0

My question is how to use the principal components obtained using R.

Once you get the principal components, how do we use it to reduce the dimensions? I have a data_set containing 6 variables, I need to cluster it using k-means. K-means gives me a scattered plot when I do the clustering on 6 variables. I thought pca could help to reduce the dimensions, and so k-means could produce fruitful results.

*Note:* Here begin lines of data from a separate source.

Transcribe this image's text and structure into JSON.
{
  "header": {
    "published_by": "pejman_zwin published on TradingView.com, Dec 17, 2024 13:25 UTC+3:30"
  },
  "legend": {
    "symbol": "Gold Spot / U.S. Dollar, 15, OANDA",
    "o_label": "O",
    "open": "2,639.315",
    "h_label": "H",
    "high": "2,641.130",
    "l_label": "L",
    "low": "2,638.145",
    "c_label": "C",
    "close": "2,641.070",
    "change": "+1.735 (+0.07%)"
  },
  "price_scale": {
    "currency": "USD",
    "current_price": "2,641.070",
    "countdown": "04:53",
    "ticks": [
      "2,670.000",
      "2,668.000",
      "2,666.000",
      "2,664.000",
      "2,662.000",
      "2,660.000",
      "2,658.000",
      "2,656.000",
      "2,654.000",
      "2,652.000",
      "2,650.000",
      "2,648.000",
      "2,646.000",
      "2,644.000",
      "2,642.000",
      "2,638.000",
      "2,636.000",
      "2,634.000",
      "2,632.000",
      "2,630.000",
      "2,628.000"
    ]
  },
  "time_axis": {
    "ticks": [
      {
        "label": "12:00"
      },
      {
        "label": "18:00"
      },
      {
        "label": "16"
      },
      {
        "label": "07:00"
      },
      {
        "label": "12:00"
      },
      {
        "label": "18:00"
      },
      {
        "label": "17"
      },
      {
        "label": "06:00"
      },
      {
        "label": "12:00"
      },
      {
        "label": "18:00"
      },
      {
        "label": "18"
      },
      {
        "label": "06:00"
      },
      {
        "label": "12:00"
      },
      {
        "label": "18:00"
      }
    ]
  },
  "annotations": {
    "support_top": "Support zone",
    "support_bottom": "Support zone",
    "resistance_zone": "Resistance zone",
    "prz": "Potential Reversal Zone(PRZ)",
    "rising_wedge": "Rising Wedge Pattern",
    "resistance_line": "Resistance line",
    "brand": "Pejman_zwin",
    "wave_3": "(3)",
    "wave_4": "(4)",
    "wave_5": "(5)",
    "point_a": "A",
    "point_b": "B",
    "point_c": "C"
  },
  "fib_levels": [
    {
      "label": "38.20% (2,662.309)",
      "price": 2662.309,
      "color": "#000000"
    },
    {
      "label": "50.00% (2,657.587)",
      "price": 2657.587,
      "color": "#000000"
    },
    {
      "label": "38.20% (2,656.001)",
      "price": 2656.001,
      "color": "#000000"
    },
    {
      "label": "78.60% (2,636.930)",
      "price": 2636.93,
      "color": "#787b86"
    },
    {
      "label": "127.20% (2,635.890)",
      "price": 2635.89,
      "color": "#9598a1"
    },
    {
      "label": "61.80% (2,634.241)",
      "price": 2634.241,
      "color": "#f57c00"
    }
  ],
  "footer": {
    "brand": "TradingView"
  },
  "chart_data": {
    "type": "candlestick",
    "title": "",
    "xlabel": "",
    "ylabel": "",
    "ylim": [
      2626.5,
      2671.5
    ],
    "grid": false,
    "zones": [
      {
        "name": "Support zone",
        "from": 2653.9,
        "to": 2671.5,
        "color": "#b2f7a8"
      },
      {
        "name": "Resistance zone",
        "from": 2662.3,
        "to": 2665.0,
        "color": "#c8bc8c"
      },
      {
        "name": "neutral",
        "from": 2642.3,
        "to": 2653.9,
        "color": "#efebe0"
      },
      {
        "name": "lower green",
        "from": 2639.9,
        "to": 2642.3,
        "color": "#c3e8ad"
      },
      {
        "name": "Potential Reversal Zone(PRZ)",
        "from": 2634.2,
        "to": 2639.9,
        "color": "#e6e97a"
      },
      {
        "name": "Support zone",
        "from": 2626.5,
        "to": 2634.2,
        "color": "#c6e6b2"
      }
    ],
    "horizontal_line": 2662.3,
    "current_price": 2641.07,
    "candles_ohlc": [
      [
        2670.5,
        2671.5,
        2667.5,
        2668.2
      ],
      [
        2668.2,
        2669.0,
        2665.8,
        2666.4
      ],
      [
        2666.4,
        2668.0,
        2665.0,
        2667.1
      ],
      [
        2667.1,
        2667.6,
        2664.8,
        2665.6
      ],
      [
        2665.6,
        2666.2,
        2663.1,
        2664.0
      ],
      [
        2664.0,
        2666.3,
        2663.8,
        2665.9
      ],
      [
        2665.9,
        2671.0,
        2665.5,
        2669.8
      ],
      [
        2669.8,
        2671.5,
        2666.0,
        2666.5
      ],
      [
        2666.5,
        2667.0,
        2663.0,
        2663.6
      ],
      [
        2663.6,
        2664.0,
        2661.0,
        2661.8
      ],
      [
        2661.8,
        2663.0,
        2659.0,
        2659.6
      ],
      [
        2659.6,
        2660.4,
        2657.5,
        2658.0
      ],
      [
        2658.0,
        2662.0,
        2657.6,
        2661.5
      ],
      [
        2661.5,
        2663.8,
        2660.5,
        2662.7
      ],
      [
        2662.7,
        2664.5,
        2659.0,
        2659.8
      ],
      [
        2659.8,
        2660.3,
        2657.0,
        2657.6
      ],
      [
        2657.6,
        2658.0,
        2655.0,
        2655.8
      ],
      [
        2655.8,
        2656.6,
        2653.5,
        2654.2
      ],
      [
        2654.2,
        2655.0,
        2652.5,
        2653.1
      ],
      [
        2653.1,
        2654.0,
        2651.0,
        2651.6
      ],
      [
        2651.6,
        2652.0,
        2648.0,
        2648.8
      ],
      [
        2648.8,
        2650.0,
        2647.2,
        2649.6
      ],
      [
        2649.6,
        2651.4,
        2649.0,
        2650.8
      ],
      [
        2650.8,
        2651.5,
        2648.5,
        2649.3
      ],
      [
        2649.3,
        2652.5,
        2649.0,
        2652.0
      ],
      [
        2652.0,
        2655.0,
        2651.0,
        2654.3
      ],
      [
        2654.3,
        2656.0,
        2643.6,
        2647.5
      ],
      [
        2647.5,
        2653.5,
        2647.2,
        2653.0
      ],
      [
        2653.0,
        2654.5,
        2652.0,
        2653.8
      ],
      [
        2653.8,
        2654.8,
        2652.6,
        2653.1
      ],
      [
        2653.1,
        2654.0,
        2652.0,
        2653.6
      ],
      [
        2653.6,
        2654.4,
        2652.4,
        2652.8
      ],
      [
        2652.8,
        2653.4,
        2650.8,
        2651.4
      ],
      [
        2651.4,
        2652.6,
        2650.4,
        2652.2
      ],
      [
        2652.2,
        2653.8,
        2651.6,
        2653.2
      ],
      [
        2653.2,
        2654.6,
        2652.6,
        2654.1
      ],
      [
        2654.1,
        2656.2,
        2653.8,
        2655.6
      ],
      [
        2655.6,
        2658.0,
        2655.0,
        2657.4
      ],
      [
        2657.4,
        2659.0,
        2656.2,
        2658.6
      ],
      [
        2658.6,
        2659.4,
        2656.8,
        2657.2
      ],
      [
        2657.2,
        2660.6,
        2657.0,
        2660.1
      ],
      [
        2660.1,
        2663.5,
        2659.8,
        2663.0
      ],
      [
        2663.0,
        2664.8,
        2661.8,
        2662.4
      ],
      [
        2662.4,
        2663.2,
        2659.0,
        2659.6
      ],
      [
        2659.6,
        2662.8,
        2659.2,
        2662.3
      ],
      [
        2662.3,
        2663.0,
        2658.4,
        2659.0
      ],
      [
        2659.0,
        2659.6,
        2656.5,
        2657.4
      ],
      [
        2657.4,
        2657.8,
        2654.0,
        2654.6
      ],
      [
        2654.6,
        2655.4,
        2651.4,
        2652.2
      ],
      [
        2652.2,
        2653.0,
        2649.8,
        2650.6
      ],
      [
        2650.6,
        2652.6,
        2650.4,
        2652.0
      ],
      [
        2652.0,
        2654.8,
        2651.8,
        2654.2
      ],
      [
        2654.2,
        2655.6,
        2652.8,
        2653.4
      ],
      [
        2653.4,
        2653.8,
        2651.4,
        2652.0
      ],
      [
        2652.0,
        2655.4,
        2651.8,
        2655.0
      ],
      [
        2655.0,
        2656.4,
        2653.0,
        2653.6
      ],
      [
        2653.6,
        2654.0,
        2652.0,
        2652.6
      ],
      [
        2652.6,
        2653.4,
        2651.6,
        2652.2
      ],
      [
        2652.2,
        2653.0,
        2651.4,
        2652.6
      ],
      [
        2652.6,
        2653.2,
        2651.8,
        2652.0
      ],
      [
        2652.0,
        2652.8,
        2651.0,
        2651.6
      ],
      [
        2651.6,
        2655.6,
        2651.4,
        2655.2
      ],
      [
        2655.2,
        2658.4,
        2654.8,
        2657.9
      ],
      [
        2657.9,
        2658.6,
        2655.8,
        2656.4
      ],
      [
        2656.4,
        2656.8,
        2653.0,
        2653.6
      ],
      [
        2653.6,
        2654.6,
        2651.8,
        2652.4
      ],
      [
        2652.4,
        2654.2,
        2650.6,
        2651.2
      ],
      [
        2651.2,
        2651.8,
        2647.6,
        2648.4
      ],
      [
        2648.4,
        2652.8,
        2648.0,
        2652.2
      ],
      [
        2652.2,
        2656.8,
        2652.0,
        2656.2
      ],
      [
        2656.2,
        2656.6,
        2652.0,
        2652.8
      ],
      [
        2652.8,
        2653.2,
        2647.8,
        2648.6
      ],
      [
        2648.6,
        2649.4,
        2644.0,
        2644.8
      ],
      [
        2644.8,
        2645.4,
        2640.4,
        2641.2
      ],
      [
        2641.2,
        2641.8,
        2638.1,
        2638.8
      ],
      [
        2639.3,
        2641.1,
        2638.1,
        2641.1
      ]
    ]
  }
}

I did this to get the principal components:

pca1 <- prcomp(data_set)

Please guide me as to how to proceed further to reduce the dimensionality of the data set.

Grimthorr
  • 6,856
  • 5
  • 41
  • 53
N2M
  • 199
  • 1
  • 15
  • The first 2 or 3 components will give you a 2D or 3D representation of your data. Work on those first few components to get the dimension reduction. – Roman Luštrik Sep 16 '13 at 09:15
  • Instead of PCA you can use SVD and get the same results. You can later plot the eigen values, – user1436187 Sep 16 '13 at 11:18

1 Answers1

1

you can find the values you get from a function if you type for example ?prcomp this is what i used to do using another package:

library("FactoMineR")

pca <- PCA(dataset, scale.unit=TRUE, graph=FALSE)

scores <- data.frame(pca$ind$coord)

library(ggplot2)

ggplot(scores,aes(Dim.1,Dim.2)) + geom_text(label=rownames(scores),colour="red") + geom_hline(yintercept=0) + geom_vline(xintercept=0) + labs(title="Score plot")

you get the plot for the scores according to PC1 and PC2, and the same if you want the loadings plot

loadings <- data.frame(pca$var$coord)